Question

A, B, C, D cut a pack of 52 cards successively in the order given. If the person who cuts a spade first receives Rs.350, what are their respective expectations?
I. $A = Rs.128,B = Rs.90,C = Rs.78,D = Rs.54$
II. $A = Rs.128,B = Rs.96,C = Rs.72,D = Rs.54$
III.$A = Rs.120,B = Rs.96,C = Rs.80,D = Rs.54$
IV.$A = Rs.124,B = Rs.96,C = Rs.76,D = Rs.54$

Answer 1

Hint : The probability of choosing a card from the pack of 52 cards is equal to $= {}^{52}{C_1} = 52$
In this question find the probability of winning of each contestant starting from A to D and using the probability of each contestant find the expectation of each contestant.
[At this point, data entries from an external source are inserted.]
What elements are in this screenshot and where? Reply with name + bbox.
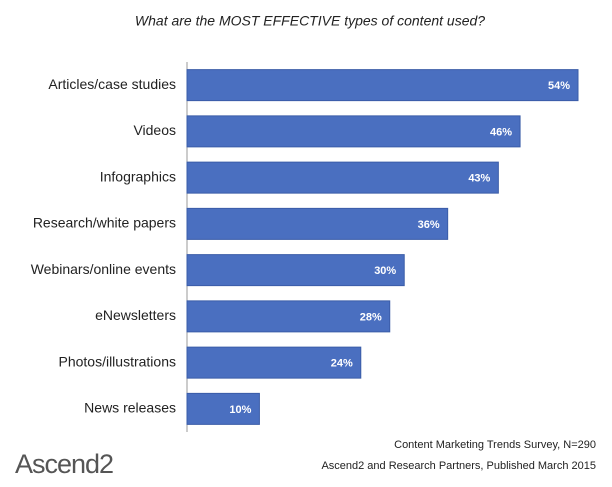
- bar: [186, 69, 579, 102]
- value-label: 46%: [490, 126, 512, 138]
- category-label: Photos/illustrations: [58, 353, 176, 369]
- value-label: 28%: [360, 311, 382, 323]
- value-label: 43%: [468, 173, 490, 185]
- bar: [186, 392, 260, 425]
- category-label: Articles/case studies: [48, 76, 176, 92]
- logo: Ascend2: [15, 449, 113, 479]
- category-label: Webinars/online events: [31, 261, 176, 277]
- value-label: 24%: [331, 358, 353, 370]
- category-label: Videos: [133, 122, 176, 138]
- source-line: Ascend2 and Research Partners, Published…: [321, 460, 596, 472]
- bar: [186, 115, 521, 148]
- category-label: News releases: [84, 400, 176, 416]
- chart-title: What are the MOST EFFECTIVE types of con…: [135, 13, 485, 29]
- bar: [186, 161, 499, 194]
- bar: [186, 346, 362, 379]
- value-label: 36%: [418, 219, 440, 231]
- bar: [186, 207, 449, 240]
- value-label: 54%: [548, 80, 570, 92]
- source-line: Content Marketing Trends Survey, N=290: [394, 439, 596, 451]
- value-label: 30%: [374, 265, 396, 277]
- category-label: Research/white papers: [33, 215, 176, 231]
- bar: [186, 254, 405, 287]
- category-label: eNewsletters: [95, 307, 176, 323]
- value-label: 10%: [229, 404, 251, 416]
- category-label: Infographics: [100, 168, 176, 184]
- bar: [186, 300, 391, 333]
Complete step-by-step answer :
Let E be the event of cutting a spade from the pack of 52 cards
Let S be the sample of cutting any card
Now since the pack contains 52 cards and a spade is to be cut from the pack, hence we can write
$n\left( E \right) = {}^{13}{C_1}$
$n\left( S \right) = {}^{52}{C_1}$
Now as we know probability of an event to occur is the ratio of the number of favorable outcome to the total numbers of outcome, hence we can write

$$P\left( E \right) = p = \dfrac{{n\left( E \right)}}{{n\left( S \right)}} = \dfrac{{{}^{13}{C_1}}}{{{}^{52}{C_1}}} = \dfrac{{13}}{{52}} = \dfrac{1}{4} \\\ P\left( E \right) = p = \dfrac{1}{4} \\\$$

Now let q be the probability of event if card drawn from the pack is not a spade, hence we can write

$$P\left( {\bar E} \right) = q = 1 - p = 1 - \dfrac{1}{4} = \dfrac{3}{4} \\\ P\left( {\bar E} \right) = q = \dfrac{3}{4} \\\$$

Now the probability of A winning the game when A starts the game will be $= p + \left( {qqqq} \right)p + {\left( {qqqq} \right)^2}p + ....\infty = p + {q^4}p + {q^8}p + ....\infty = \dfrac{p}{{1 - {q^4}}}$
By substituting the values we get $= \dfrac{p}{{1 - {q^4}}} = \dfrac{{\dfrac{1}{4}}}{{1 - {{\left( {\dfrac{3}{4}} \right)}^4}}} = \dfrac{{64}}{{175}}$
Therefore the expectation of A winning the game $= Rs.350 = 350 \times \dfrac{{64}}{{175}} = Rs.128$
Now if A starts the game and he fails so the probability of B winning the game if he goes next will be $= qp + qqqq\left( {qp} \right) + \left( {qqqq} \right){}^2\left( {qp} \right) + ....\infty = \dfrac{{qp}}{{1 - {q^2}}}$
Hence by substituting the values we get $= \dfrac{{qp}}{{1 - {q^2}}} = \dfrac{{\dfrac{3}{4} \times \dfrac{1}{4}}}{{1 - {{\left( {\dfrac{3}{4}} \right)}^4}}} = \dfrac{{48}}{{175}}$
Therefore the expectation of B winning the game $= Rs.350 = 350 \times \dfrac{{48}}{{175}} = Rs.96$
Now if both A and B fails to win so the probability of C winning the game if he goes next will be $= qqp + qqqq\left( {qqp} \right) + \left( {qqqq} \right){}^2\left( {qqp} \right) + ....\infty = \dfrac{{qqp}}{{1 - {q^2}}}$
Hence by substituting the values we get $= \dfrac{{qqp}}{{1 - {q^2}}} = \dfrac{{\dfrac{3}{4} \times \dfrac{3}{4} \times \dfrac{1}{4}}}{{1 - {{\left( {\dfrac{3}{4}} \right)}^4}}} = \dfrac{{36}}{{175}}$
Therefore the expectation of B winning the game $= Rs.350 = 350 \times \dfrac{{36}}{{175}} = Rs.72$
Now if A, B and C all fails so the probability of D winning the game $= qqqp + qqqq\left( {qqqp} \right) + \left( {qqqq} \right){}^2\left( {qqqp} \right) + ....\infty = \dfrac{{qqqp}}{{1 - {q^2}}}$
Hence by substituting the values we get $= \dfrac{{qqqp}}{{1 - {q^4}}} = \dfrac{{\dfrac{3}{4} \times \dfrac{3}{4} \times \dfrac{3}{4} \times \dfrac{1}{4}}}{{1 - {{\left( {\dfrac{3}{4}} \right)}^4}}} = \dfrac{{27}}{{175}}$
Therefore the expectation of D winning the game $= Rs.350 = 350 \times \dfrac{{27}}{{175}} = Rs.54$
So, the correct answer is “Option II”.

Note : A pack of cards contains 52 cards where each club, diamonds, spades and hearts have 13 cards, so the probability of choosing any one cards from club, diamonds, spades and hearts becomes same which is equal to $= {}^{13}{C_1} = 13$
These cards are also grouped by their colors, the pack contains 26 red and 26 black cards.